Acoustic insulation optimization of walls and panels with functional graded hollow sections using graph transformer evaluator and probability-informed genetic algorithm

• Published in: Building and environment Vol. 270; p. 112550
• Main Authors: Wang, Hanmo, Nguyen, Tam H, Lu, Zhuyin, Rhiana, Febi, Fong, Dickson, He, Wei, Owyong, Shawn, Chen, Huan Ting, Lin, Alexander
• Format: Journal Article
• Language: English
• Published: Elsevier Ltd 15.02.2025
• Subjects: Acoustic insulation; Functional graded materials; Genetic algorithm; Graph neural network; Acoustic insulation; Functional graded materials; Genetic algorithm; Graph neural network
• ISSN: 0360-1323
• DOI: 10.1016/j.buildenv.2025.112550

•Acoustic insulation optimization of Bidirectional Variational Material (BVM).•Advanced Graph Transformer Network (GTN) for acoustic performance prediction.•A probability-informed genetic algorithm (GA) for design optimization. Sound pollution from urbanization negatively impacts health and well-being, making effective acoustic insulation in buildings.

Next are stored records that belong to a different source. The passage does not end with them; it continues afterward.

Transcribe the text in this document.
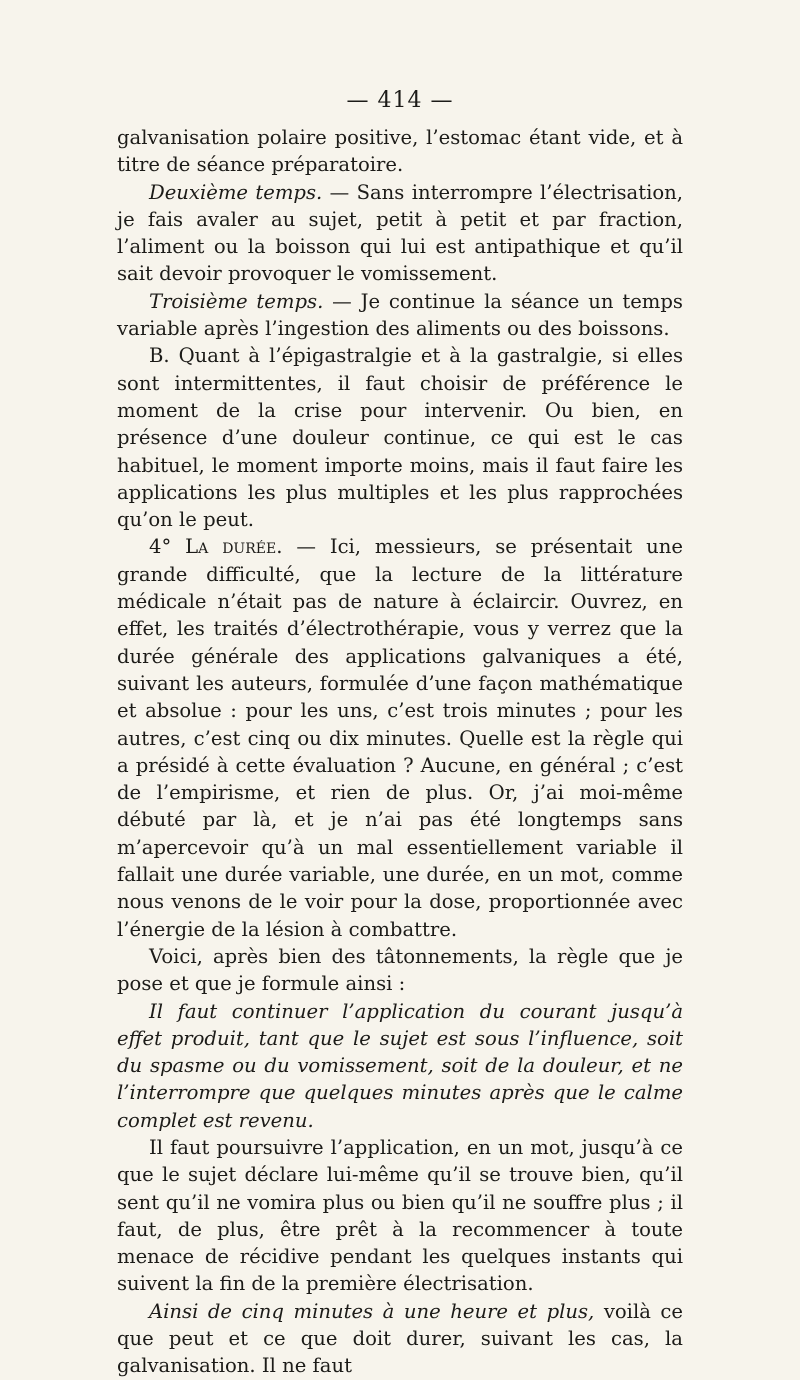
— 414 —

galvanisation polaire positive, l’estomac étant vide, et à titre de séance préparatoire.

Deuxième temps. — Sans interrompre l’électrisation, je fais avaler au sujet, petit à petit et par fraction, l’aliment ou la boisson qui lui est antipathique et qu’il sait devoir provoquer le vomissement.

Troisième temps. — Je continue la séance un temps variable après l’ingestion des aliments ou des boissons.

B. Quant à l’épigastralgie et à la gastralgie, si elles sont intermittentes, il faut choisir de préférence le moment de la crise pour intervenir. Ou bien, en présence d’une douleur continue, ce qui est le cas habituel, le moment importe moins, mais il faut faire les applications les plus multiples et les plus rapprochées qu’on le peut.

4° La durée. — Ici, messieurs, se présentait une grande difficulté, que la lecture de la littérature médicale n’était pas de nature à éclaircir. Ouvrez, en effet, les traités d’électrothérapie, vous y verrez que la durée générale des applications galvaniques a été, suivant les auteurs, formulée d’une façon mathématique et absolue : pour les uns, c’est trois minutes ; pour les autres, c’est cinq ou dix minutes. Quelle est la règle qui a présidé à cette évaluation ? Aucune, en général ; c’est de l’empirisme, et rien de plus. Or, j’ai moi-même débuté par là, et je n’ai pas été longtemps sans m’apercevoir qu’à un mal essentiellement variable il fallait une durée variable, une durée, en un mot, comme nous venons de le voir pour la dose, proportionnée avec l’énergie de la lésion à combattre.

Voici, après bien des tâtonnements, la règle que je pose et que je formule ainsi :

Il faut continuer l’application du courant jusqu’à effet produit, tant que le sujet est sous l’influence, soit du spasme ou du vomissement, soit de la douleur, et ne l’interrompre que quelques minutes après que le calme complet est revenu.

Il faut poursuivre l’application, en un mot, jusqu’à ce que le sujet déclare lui-même qu’il se trouve bien, qu’il sent qu’il ne vomira plus ou bien qu’il ne souffre plus ; il faut, de plus, être prêt à la recommencer à toute menace de récidive pendant les quelques instants qui suivent la fin de la première électrisation.

Ainsi de cinq minutes à une heure et plus, voilà ce que peut et ce que doit durer, suivant les cas, la galvanisation. Il ne faut
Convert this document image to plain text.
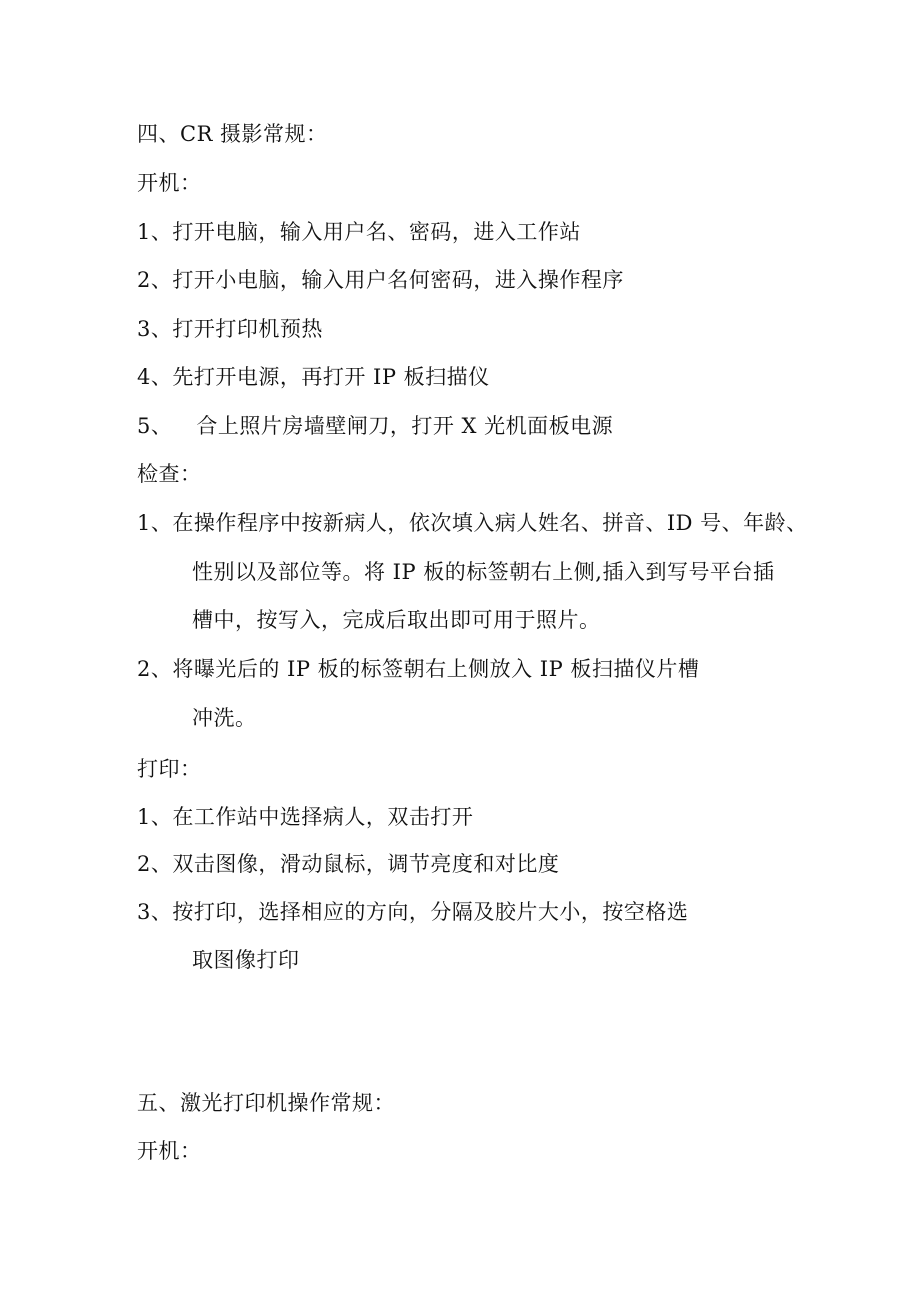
四、CR 摄影常规：
开机：
1、打开电脑，输入用户名、密码，进入工作站
2、打开小电脑，输入用户名何密码，进入操作程序
3、打开打印机预热
4、先打开电源，再打开 IP 板扫描仪
5、 合上照片房墙壁闸刀，打开 X 光机面板电源
检查：
1、在操作程序中按新病人，依次填入病人姓名、拼音、ID 号、年龄、
性别以及部位等。将 IP 板的标签朝右上侧,插入到写号平台插
槽中，按写入，完成后取出即可用于照片。
2、将曝光后的 IP 板的标签朝右上侧放入 IP 板扫描仪片槽
冲洗。
打印：
1、在工作站中选择病人，双击打开
2、双击图像，滑动鼠标，调节亮度和对比度
3、按打印，选择相应的方向，分隔及胶片大小，按空格选
取图像打印
五、激光打印机操作常规：
开机：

Partition walls made with Bidirectional Varied Materials (BVMs), a type of Functionally Graded Material (FGM), can improve sound insulation. However, traditional optimization methods for BVMs face challenges like (1) time-consuming Finite Element Methods (FEM), which hinder rapid design assessment, and (2) basic Genetic Algorithms (GAs) with random mutation selection, leading to inefficient searches and local optima. This paper presents an efficient optimization framework for BVM acoustic insulation. To address challenge (1), Graph Neural Network (GNN) models were employed to quickly evaluate acoustic performance, reducing reliance on time-consuming simulations. Among tested architectures, the Graph Transformer Network (GTN) outperformed others with a Mean Relative Error (MRE) of 0.8 %, capturing global structural patterns. To tackle challenge (2), a probability-informed GA was developed to enhance optimization by intelligently selecting mutation genes. Instead of random mutation, as in traditional GAs, the algorithm uses probabilistic insights to identify genes likely to improve the solution. By targeting these points, it increases mutation efficiency, focuses the search on promising areas, and significantly outperforms traditional GAs, particularly at higher mutation rates. Our method demonstrates that at 500 Hz, typical for indoor environments, the optimized BVM partition wall achieves a transmission loss of 36.92 dB. By enhancing evaluation and optimization efficiency through the established framework, this research introduces a novel approach for the efficient exploration of complex material configurations and offers a practical solution for developing FGM tailored to building's acoustic insulation needs.